The researchers conducted a systematic review and meta-analysis on studies on maternal and perinatal outcomes following cesarean sections in low and middle income countries. Overall, 76% of studies involved women from sub-Saharan Africa, and in more than half of the studies, women went to teaching or tertiary hospitals, the authors said.

Moreover, they noted that in about two-thirds of examined low and middle income countries, the country-specific rates of cesarean section were below 10%. The team also found that “when assessing the risk of maternal death following caesarean sections, the population-level rates of caesarean sections in individual countries was inversely correlated.”

The perinatal death rate was 84.7 per 1,000 cesarean sections (95% CI 70.5-100.2, 93 studies), with the highest reported rates in the Middle East and North Africa, the authors wrote. Prevalence of stillbirth of babies born by cesarean section was 56.6 per 1,000 (95% CI 46.1-68.1, 58 studies).

Not surprisingly, the researchers found that women undergoing emergency cesarean sections in low and middle income countries were twice as likely to die as those with elective cesarean sections.

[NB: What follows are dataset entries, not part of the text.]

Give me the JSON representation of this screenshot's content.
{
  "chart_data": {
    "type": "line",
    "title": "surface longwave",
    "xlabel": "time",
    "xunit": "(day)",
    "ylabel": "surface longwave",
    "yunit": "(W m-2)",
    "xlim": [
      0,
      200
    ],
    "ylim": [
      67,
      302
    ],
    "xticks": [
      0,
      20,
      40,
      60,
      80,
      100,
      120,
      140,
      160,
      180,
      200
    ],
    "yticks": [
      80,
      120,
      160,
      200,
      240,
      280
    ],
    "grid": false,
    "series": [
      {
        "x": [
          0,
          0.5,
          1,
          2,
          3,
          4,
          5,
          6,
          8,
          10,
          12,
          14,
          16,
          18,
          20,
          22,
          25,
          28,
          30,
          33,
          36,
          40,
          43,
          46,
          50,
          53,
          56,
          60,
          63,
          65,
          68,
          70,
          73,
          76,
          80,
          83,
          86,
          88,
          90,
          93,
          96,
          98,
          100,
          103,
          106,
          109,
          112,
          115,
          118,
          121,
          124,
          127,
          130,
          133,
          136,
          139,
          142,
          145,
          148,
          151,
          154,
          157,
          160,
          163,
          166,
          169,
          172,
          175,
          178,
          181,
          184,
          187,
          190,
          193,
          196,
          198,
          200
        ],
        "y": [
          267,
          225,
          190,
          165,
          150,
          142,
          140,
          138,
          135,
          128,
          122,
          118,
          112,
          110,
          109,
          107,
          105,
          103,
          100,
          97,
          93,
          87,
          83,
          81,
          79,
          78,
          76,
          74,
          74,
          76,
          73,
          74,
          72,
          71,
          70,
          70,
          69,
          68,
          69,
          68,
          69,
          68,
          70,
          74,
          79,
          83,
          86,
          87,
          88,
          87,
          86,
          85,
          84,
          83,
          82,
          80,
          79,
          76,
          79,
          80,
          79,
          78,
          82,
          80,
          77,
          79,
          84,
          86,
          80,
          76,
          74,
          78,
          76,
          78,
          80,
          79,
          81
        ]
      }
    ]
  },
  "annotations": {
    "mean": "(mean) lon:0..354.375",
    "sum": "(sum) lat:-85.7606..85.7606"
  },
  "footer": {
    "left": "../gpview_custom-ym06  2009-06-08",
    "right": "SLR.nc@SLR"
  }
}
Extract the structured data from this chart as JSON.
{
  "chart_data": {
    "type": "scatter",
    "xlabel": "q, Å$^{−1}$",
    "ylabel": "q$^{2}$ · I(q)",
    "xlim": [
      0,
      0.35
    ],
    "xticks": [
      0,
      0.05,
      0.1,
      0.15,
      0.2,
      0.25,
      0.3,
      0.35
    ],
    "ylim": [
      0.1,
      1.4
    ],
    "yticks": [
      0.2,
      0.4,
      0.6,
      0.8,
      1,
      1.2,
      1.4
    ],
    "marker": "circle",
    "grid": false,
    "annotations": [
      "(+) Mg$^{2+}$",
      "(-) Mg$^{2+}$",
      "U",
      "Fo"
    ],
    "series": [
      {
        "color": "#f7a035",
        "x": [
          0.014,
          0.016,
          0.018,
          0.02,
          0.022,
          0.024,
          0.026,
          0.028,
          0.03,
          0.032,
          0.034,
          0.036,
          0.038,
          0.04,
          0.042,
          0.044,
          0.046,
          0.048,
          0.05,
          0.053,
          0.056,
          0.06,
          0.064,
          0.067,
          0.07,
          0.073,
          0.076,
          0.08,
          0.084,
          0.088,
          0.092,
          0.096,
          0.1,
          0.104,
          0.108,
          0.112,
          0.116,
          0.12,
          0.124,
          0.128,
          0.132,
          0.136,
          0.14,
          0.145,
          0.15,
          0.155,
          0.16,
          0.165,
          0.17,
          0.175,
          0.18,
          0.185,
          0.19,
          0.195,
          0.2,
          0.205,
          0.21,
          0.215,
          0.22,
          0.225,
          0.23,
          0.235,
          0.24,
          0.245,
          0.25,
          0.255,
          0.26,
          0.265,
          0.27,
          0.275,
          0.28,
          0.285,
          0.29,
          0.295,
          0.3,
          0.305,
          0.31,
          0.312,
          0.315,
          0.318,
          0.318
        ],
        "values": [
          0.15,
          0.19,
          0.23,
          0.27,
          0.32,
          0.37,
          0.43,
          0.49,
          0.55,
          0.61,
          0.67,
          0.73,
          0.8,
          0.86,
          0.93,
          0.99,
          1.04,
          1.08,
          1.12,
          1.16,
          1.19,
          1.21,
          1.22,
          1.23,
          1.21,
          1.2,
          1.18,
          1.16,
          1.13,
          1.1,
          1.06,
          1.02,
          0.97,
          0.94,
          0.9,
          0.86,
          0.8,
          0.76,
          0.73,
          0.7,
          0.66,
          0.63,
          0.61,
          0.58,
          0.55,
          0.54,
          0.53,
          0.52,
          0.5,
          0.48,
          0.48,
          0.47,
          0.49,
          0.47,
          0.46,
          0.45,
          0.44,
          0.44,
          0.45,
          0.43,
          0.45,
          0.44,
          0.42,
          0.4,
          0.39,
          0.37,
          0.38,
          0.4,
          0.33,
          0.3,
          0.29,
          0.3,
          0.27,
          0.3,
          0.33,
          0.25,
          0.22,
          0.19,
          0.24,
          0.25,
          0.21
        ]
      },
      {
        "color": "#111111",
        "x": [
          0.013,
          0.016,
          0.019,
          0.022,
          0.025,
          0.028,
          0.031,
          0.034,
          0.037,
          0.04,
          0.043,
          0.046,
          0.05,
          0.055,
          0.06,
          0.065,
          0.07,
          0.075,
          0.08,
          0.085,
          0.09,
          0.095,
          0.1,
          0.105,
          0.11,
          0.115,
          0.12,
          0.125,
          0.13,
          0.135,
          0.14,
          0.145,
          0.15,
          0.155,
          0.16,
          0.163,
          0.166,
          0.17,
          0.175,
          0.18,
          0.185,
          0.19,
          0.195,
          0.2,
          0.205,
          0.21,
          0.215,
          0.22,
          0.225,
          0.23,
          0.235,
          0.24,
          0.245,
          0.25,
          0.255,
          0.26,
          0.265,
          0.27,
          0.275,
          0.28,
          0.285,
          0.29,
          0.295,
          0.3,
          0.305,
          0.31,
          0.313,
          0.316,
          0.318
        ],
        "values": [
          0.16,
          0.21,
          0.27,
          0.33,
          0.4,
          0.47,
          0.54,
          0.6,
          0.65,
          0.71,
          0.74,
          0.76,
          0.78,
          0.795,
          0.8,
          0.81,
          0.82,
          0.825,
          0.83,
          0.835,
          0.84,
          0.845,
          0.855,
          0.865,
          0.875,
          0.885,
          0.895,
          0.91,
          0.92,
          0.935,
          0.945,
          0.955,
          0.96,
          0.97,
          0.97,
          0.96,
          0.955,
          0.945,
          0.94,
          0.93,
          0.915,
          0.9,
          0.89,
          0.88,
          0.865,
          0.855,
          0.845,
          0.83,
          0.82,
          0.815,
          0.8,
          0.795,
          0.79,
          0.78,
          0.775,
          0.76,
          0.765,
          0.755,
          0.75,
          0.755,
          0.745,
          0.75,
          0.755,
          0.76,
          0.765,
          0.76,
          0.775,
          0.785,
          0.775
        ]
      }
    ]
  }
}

“Emergency caesarean sections, particularly when undertaken in the second stage of labor, is a major risk factor for maternal and perinatal deaths, maternal near miss, and other major complications,” the team wrote. “In women undergoing caesarean sections, the most common indications for the procedure are failure to progress in [labor] and a history of previous caesarean section; postpartum hemorrhage is the main cause of death.”

“Now that we know the risk factors and countries associated with poor outcomes, we can make a more targeted effort to improve conditions for mothers globally, so that timely and safe caesarean sections can be done wherever they are needed,” Thangaratinam said.

Limitations to the data, the researchers said, include differences in the population characteristics, exposure, outcomes, and definitions in individual studies, and that it was not possible to adjust for underlying obstetric and socioeconomic factors, as well as indications for cesarean sections.

The study was supported by Ammalife Charity, ELLY Appeal, Barts Charity, and the U.K. National Institute for Health Research.

The authors reported having no competing interests.